The Wildcats have had a surprisingly successful season mixed with gut-wrenching disappointment and ulcer-forming excitement.  These are also ways to describe Northwestern's bowl appearances, as they have continued to come up just short for several frustrating years.  This year, the 'Cats seem primed for another close game against an evenly-matched squad.  They will almost certainly try to kill you, me, and our friends and loved ones because that is how Northwestern plays football this year except against Illinois and FCS teams.  There's nothing more to be written that has not already been written or personified in plush monkey toy form about the unfortunate bowl victory drought of more than 60 years.  Many fans may not care whether or not their team wins their crappy bowl game.  I intend to celebrate the only way I know how: by renting a gigantic alligator costume with a GATOR BOWL CHAMPION sash and crown and proclaim myself King of the Alligators on the steps of City Hall.    


Purple Flag on Saturday said...

Your words have never been more timely rendered: we are heading out now to the big New Year's Eve sale to get a fainting couch.

Great job as always.

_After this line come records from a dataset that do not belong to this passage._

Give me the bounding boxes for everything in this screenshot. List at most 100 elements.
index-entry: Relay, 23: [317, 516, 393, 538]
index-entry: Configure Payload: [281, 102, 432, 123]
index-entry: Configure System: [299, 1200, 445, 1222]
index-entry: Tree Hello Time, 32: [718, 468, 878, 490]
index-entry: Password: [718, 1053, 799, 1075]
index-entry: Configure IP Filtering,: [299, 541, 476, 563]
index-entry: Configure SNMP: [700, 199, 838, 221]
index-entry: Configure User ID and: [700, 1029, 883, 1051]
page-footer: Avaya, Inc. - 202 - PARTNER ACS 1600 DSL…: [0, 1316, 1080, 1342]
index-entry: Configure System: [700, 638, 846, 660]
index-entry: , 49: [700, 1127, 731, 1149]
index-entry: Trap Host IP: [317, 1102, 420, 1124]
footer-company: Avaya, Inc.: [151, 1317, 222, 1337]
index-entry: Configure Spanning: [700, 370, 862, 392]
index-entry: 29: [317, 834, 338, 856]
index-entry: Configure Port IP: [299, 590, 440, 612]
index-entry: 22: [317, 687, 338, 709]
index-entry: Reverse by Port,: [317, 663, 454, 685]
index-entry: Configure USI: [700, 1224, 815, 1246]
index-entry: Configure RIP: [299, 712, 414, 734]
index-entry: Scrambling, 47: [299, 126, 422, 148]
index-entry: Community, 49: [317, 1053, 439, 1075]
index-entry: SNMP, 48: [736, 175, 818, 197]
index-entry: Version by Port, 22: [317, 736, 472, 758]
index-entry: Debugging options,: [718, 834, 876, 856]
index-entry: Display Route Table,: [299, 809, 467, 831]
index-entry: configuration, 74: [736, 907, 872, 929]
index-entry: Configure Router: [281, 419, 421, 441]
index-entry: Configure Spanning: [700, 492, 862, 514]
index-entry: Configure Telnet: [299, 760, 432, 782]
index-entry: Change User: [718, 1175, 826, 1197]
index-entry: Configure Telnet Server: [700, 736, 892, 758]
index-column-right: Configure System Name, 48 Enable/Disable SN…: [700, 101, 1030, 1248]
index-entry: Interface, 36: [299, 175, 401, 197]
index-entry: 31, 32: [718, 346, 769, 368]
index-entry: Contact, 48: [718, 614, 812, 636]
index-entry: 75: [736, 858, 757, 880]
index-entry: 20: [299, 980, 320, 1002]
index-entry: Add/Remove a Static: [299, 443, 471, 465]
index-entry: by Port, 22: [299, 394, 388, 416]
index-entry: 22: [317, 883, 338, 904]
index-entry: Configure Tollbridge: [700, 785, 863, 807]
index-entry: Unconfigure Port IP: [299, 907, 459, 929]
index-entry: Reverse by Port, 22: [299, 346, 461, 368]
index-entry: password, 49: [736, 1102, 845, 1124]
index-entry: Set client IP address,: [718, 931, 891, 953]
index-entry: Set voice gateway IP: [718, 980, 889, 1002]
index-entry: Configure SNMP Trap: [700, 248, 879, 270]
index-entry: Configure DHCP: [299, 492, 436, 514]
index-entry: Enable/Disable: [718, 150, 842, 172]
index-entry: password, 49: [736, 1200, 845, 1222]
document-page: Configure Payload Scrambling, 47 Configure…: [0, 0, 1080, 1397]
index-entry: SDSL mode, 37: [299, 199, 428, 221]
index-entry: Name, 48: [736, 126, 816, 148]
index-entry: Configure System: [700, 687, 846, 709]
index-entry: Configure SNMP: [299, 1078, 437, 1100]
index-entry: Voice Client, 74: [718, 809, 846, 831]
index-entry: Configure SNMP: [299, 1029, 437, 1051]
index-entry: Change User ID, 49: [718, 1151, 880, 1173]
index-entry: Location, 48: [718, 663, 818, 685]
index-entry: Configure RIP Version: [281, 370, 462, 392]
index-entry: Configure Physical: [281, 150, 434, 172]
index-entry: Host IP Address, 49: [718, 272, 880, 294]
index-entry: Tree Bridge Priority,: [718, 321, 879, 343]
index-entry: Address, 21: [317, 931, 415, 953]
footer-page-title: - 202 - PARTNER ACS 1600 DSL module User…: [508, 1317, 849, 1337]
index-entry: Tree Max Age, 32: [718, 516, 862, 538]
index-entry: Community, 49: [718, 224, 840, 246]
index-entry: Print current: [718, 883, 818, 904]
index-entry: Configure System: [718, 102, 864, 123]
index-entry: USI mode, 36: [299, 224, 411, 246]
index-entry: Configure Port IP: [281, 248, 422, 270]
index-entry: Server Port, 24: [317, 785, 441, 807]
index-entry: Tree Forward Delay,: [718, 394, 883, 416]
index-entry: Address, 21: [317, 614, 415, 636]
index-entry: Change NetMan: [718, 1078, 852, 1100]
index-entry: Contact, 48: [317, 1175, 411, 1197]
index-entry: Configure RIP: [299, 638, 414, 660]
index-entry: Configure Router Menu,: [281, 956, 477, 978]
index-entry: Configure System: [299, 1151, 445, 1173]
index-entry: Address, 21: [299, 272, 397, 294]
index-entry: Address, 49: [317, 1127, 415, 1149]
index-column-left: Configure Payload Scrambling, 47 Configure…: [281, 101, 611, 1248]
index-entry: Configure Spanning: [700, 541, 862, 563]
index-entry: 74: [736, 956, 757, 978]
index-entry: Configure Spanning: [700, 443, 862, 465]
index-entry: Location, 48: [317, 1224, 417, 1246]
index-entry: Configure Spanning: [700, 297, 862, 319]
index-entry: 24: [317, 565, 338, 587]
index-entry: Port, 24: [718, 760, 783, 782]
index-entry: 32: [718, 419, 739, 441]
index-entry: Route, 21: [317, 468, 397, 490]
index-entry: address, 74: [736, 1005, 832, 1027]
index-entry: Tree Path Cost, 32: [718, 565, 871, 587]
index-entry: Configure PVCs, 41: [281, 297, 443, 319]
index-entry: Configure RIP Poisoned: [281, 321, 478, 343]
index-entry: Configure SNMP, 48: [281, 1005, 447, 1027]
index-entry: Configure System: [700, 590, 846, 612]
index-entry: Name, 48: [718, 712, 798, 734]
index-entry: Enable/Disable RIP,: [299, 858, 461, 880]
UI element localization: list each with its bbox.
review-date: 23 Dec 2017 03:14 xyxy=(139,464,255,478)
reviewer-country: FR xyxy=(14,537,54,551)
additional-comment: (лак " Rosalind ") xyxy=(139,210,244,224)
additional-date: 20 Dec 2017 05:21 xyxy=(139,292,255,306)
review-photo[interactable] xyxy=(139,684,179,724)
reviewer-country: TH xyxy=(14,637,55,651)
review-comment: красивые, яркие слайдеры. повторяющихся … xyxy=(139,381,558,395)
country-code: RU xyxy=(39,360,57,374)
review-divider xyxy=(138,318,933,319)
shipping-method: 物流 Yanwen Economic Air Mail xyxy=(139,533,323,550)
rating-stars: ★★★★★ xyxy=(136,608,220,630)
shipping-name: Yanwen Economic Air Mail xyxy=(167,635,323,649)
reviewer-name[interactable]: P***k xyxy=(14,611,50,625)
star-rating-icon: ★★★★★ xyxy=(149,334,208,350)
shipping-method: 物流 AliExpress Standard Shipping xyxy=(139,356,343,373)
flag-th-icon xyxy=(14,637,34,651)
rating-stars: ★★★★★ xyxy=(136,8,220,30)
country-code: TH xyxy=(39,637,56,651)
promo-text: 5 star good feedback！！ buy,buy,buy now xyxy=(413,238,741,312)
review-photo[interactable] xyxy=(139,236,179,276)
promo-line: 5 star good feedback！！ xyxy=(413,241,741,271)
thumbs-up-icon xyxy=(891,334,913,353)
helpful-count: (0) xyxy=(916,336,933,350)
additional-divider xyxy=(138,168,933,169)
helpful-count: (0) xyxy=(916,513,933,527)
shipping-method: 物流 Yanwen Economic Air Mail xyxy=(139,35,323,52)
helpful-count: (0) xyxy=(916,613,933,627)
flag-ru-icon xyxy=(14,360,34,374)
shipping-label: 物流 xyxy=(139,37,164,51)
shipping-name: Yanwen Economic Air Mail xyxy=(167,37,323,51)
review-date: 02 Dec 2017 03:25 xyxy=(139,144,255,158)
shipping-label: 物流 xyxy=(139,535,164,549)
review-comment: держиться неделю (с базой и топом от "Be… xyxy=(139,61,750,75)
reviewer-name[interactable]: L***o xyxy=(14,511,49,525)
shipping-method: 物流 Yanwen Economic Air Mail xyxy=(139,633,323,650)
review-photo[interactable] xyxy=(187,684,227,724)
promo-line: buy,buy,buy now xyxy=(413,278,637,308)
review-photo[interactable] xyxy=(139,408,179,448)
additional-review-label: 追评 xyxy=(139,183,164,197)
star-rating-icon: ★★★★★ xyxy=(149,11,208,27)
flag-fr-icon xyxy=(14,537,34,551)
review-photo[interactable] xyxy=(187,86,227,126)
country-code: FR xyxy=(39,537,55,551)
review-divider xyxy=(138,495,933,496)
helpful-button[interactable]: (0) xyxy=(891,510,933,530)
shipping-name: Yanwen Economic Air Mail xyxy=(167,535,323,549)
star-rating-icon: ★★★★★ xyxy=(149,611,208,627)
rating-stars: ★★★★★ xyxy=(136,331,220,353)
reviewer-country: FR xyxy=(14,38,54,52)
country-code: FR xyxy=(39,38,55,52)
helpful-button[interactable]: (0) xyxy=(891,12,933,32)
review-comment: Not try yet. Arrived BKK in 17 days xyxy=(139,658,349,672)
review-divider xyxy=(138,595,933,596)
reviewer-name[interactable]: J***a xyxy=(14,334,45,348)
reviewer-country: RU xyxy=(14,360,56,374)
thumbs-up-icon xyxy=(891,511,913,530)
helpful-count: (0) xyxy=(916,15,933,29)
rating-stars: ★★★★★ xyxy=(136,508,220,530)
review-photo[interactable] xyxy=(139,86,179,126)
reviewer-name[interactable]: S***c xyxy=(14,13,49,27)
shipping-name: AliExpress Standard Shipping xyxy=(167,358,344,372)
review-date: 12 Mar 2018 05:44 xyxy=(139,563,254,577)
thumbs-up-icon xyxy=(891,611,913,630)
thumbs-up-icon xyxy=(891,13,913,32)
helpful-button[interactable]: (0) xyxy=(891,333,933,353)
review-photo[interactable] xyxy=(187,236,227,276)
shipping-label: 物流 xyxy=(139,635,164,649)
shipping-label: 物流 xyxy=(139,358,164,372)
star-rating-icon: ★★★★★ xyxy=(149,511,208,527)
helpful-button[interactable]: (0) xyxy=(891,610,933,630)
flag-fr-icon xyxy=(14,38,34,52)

Happy NU Year!

Staniel said...

I look forward to the day that you publish an iPad app (or children's activity book) wherein the reader is instructed to connect the historical ephemera listed in the left hand column with the obscure Northwestern football attribute/aspect in the right hand column.

Left hand column: Pa Ferguson

Right hand column: a celebratory GATOR BOWL CHAMPION sash

Connected, of course! I knew that one!

I would quote my favorite lines from this post. But, then, there are too many.

Thanks so much for your blog. AND WEAR YOUR SASH PROUDLY!

Anonymous said...

Looking forward to seeing the Gator costume

NUMBSpiritLeader said...

I will happily help pay for an alligator costume as long as I get a signed photo of you in the costume with the flashing sign.

I do suggest electrooptic wire for the flashing "King of the Gators" sign. Such wire is lightweight and easily operated by AA-batteries.

Thank you for being such an inspiration.